Kerala Reshuffles 16 IPS Officers, Kaliraj Mahesh Kumar Named Kochi Police Commissioner

IPS officers reshuffled in Kerala

Jan 20, 2026 - 12:35
Jul 10, 2026 - 14:08
Kerala Reshuffles 16 IPS Officers, Kaliraj Mahesh Kumar Named Kochi Police Commissioner

The Kerala government has reassigned more than 16 IPS officers in a wide-ranging reshuffle, with Kaliraj Mahesh Kumar moved to Kochi as Inspector General of Police and Commissioner of Police, one of the state's most prominent police postings given the city's commercial profile.

Kerala's police reshuffles of this scale typically touch a mix of city commissionerates, district police chief postings, and specialised wings, and this round follows that pattern closely: Hari Sankar takes charge as Deputy Inspector General of Police for the Armed Police Battalions, while Narayanan T becomes Deputy Inspector General for the Thrissur Range, both supervisory postings overseeing multiple districts or specialised units within their jurisdiction.

Among the other city commissionerate changes, Jaidev G IPS becomes Commissioner of Police for Kozhikode City and Mrs Hemalatha takes over as Commissioner of Police in Kollam City, placing both officers in charge of law and order, traffic, and crime investigation across their respective urban jurisdictions, positions that typically carry direct public visibility given their role in city-level policing.

District-level postings feature prominently in this reshuffle as well, with Sudarsan K S named District Police Chief for Ernakulam Rural, Farash T for Kozhikode Rural, Arun K Pavithran for Wayanad, and Juvvanapudi Mahesh for Thiruvananthapuram Rural, rounding out a set of changes spanning both the state's urban commissionerates and its rural district police structure.

Specialised postings were also part of the exercise: Mrs Kiran Narayanan IPS moves to the State Special Branch as Superintendent of Police for Internal Security, K E Baiju becomes Assistant Inspector General for Coastal Police, and Mohammad Nadeemuddin takes charge as Superintendent of Police for the Railways, reflecting the range of specialised policing functions the reshuffle covers beyond general law-and-order postings.

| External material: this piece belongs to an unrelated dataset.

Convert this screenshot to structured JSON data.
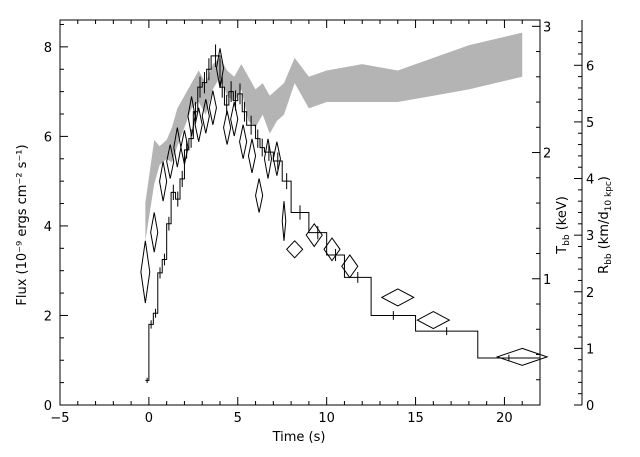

Reshuffles spanning this many officers typically follow the state government's periodic review of postings against operational requirements across districts, city commissionerates, and specialised wings, with changes generally timed to address vacancies, performance considerations, or shifts in the state's policing priorities in a given period.

The transfer orders were issued through the Kerala Home Department, which administers postings and transfers for the state's IPS cadre.

State-level police reshuffles of this scale are typically finalised by the Home Department after reviewing vacancy positions arising from promotions, retirements, and central deputations across the cadre, with postings then matched to officers based on seniority, specialisation, and current departmental requirements. Kerala's police structure includes both city commissionerates, which handle urban law and order and traffic management directly, and district police chief postings, which carry broader administrative responsibility across combined urban and rural jurisdictions, a distinction that shapes how officers are typically rotated between the two categories of assignment over a career.

The full list of postings takes effect immediately, and officers named in the order are expected to assume charge of their new assignments within the standard handover period the Kerala Home Department applies to reshuffles of this scale.